Tuesday, January 12, 2016

Yeah, but what's in it?

My beautiful babies are pickytarians. Aside from peanut butter sandwiches, apples, cereal bars (must be from a package), pasta with sprinkle cheese (parmesan) and carrots (these just to get dessert), and a sprinkling of choices from the dried fruit and nut categories, they turn their noses up at most things. Rice?! How can you not like plain rice?! With a pat of butter sliding across the top, just beginning to melt into the plump little granules?!

Now, as babies, many interesting textures and tastes crossed their burgeoning palates. They ate tofu, peas, oranges to the point we were buying those giant Costco bags once a week, pickles and calamari ceviche, tentacles and all.

I figured I could get a healthy, homemade cereal bar into them over the years. Nope. Too gooey, too hard, not the right shape. Ugh.

But, I may have found something in this new cookbook I'm plowing through, testing recipes for the first Clark County Cookbook Club. The Smitten Kitchen has so far pulled off a few tasty treats my kids will eat, including these almond and date breakfast bars. They like dates, they like almonds, so I gave it a whirl in my KitchenAid. I switched the almond butter in half the batch to peanut butter to please one twin. They still asked what's in it, and peered at it from all sides before taking the teensiest of bites, but they ate the whole square. Thank goodness they cut into nice little squares or they may have been rejected before the first crumb hit their mouths! Ugh! Just eat!


Sunday, January 10, 2016

Ktichen Sink Calzone Saves Saturday Night Pie Night

In preparing for the first ever Clark County Cookbook Club, I've been loading up on tips and tricks from the "Smitten Kitchen." 

After spending two hours at "Disney's Frozen on Ice," and 90 minutes in Saturday night Strip traffic, I wasn't feeling like a princess pizza or salad, which is what we'd planned.  But then I had an inspired moment!



I've been reading Deb Perelman's latest cookbook (yes, people do that, read cookbooks for their flavorful content, and her's is stuffed with humorous anecdotes). She has a tips and trick section that is actually quite good, even for someone with years of amateur cooking experience under their belt.

Standing in front of the fridge, hand on hip, taste buds bored, I spotted a tub of ricotta in the back. I'd bought it on sale for 3/4 the regular price and put a few in the freezer. This poor guy was meant to be used around New Year's, but was pushed to the back due to a Pinterest baking binge.

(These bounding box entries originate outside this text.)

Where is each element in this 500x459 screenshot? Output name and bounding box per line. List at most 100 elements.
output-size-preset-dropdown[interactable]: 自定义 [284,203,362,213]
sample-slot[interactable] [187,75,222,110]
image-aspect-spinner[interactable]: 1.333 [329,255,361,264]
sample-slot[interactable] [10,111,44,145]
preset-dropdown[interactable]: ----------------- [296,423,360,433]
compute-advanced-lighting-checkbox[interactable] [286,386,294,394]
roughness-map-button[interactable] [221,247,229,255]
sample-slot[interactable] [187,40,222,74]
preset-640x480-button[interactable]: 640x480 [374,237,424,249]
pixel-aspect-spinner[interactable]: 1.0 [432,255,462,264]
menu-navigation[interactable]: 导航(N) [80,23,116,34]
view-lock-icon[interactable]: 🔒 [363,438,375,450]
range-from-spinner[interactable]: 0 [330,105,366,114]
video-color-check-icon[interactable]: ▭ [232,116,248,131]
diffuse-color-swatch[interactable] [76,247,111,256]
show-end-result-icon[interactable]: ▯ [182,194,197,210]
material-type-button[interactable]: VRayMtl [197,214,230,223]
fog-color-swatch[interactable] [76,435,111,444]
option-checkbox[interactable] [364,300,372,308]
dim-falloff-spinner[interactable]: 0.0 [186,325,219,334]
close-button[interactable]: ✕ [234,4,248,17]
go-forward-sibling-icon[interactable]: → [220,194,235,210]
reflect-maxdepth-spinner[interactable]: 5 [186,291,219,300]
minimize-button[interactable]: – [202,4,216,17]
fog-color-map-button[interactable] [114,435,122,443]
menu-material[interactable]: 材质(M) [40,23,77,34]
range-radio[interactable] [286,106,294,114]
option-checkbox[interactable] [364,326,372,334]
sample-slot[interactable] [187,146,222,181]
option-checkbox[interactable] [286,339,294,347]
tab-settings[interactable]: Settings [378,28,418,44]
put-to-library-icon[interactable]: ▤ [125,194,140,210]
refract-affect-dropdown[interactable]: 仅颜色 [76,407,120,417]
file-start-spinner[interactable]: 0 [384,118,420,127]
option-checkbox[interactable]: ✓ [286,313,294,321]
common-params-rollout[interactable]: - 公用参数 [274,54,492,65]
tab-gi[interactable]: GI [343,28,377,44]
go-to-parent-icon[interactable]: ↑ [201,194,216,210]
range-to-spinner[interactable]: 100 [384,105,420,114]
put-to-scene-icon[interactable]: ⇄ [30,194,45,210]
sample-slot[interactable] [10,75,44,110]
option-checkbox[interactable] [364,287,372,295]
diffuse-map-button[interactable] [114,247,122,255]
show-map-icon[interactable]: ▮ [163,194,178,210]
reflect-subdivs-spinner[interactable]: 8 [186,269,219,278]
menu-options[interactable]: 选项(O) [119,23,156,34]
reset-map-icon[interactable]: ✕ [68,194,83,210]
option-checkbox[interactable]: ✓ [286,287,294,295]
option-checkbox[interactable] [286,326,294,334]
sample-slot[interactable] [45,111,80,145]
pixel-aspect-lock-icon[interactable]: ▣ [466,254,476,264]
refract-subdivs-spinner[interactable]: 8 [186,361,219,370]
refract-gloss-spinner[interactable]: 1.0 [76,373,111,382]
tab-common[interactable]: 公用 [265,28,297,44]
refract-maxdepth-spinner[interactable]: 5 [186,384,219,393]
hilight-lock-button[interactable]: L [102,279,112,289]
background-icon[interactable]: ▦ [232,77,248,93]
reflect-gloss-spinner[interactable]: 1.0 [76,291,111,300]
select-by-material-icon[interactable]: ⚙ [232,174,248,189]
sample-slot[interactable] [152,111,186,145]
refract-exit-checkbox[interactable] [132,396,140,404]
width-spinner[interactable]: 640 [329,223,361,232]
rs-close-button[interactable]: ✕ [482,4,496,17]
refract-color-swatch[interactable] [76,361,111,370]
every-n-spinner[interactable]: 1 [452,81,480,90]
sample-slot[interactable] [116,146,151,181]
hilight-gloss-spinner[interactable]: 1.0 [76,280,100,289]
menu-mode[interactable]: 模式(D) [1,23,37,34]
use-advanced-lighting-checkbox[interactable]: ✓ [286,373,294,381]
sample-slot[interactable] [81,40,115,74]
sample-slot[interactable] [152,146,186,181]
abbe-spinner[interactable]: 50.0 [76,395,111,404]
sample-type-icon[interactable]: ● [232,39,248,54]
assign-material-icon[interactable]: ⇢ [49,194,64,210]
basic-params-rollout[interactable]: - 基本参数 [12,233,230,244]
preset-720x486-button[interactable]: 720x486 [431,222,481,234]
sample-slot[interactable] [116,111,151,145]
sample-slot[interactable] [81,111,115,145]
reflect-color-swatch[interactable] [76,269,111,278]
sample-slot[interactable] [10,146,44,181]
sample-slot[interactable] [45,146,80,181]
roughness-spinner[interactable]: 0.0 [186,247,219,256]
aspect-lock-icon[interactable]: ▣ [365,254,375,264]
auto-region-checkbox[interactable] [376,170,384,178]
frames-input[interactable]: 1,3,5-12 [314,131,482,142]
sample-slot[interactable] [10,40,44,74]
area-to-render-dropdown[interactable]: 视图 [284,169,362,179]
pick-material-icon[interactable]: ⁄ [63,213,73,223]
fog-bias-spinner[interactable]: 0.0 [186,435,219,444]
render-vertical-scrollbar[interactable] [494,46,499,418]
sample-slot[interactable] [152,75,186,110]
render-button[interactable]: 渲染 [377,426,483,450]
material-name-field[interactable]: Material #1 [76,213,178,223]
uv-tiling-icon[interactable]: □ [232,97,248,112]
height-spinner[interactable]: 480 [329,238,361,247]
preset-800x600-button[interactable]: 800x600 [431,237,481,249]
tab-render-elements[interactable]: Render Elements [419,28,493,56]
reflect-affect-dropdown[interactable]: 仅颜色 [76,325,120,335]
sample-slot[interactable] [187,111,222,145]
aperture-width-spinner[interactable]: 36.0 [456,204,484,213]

I pulled all the usual suspects for pizza making from each bin and corner of the fridge - pepperoni, leftover canned mushrooms, the last leaves of spinach from the Costco crate I like to buy and a few other things. 
Not pictured, a gorgeous, thick sauce perfect for dipping. We always have a cup of sauce left over, which we save until it begs us to throw it away. Loved that I used so many orphaned ingredients for our Kitchen Sink Calzone. And now I can see the back of my fridge!


Turned out great, even with a wheat crust dough that I wobbled on about the bake temp. I didn't add an egg, but did put a swipe of garlic infused olive oil over the top with a dusting of Parmesan while it was cooking. Took only a few minutes and we can stuff it with anything. It's our Kitchen Sink Calzone.

Saturday, January 2, 2016

Pinterest Win! And a New Year's Surprise

New Year's Eve, the hubby decides he doesn't want paella, or lobster mac and cheese, but this Pinterest post pie:



So I'll be trying a new recipe on New Year's Eve? Ok. Challenge accepted.

Worried it would be dry. Worried it would take hours to put all those little rigatonis in the springform pan I hoped I could dig out from my new organization system that is just as bad as last year's new organization system. What I didn't worry about, and should have, was that we'd have unexpected company coming to stay the night, with fur friends in tow!

No worries, I love to feed people, but now the pressure was on!

Got off to a good start by remembering that I was boiling pasta and put down the vacuum just in time to take the tiny tubes off the stove and plunge into cold water. Putting them in neat little rows was kind of enjoyable, and only took a few minutes. Until my newly-minted 6-year-old decided she was so grown up now that she needed to help. Adult prep time = 3 minutes. Child prep time = 5 minutes plus breaks to discuss different pasta shapes and how they look like logs.

Simmered the sauce for hours and poured it on after the ricotta and egg mixture. Tip: shake that ricotta into the pan like you're mad your lovely husband invited friends to stay the night New Year's Eve, and then took a nap.
The cheese floated down into each tiny tube. The lovely little suckers stood up like good little soldiers and soaked up all the moisture from the sauce to turn out perfectly tender.
Sauce on the side is a big thing in our family, and it worked out really well. This was one of our best New Year's Eves ever,  a fantastic time with friends we hadn't seen in years, and we got a clean house out of it to boot!

Happy New Year! May your year be as lovely as you wish and better than expected!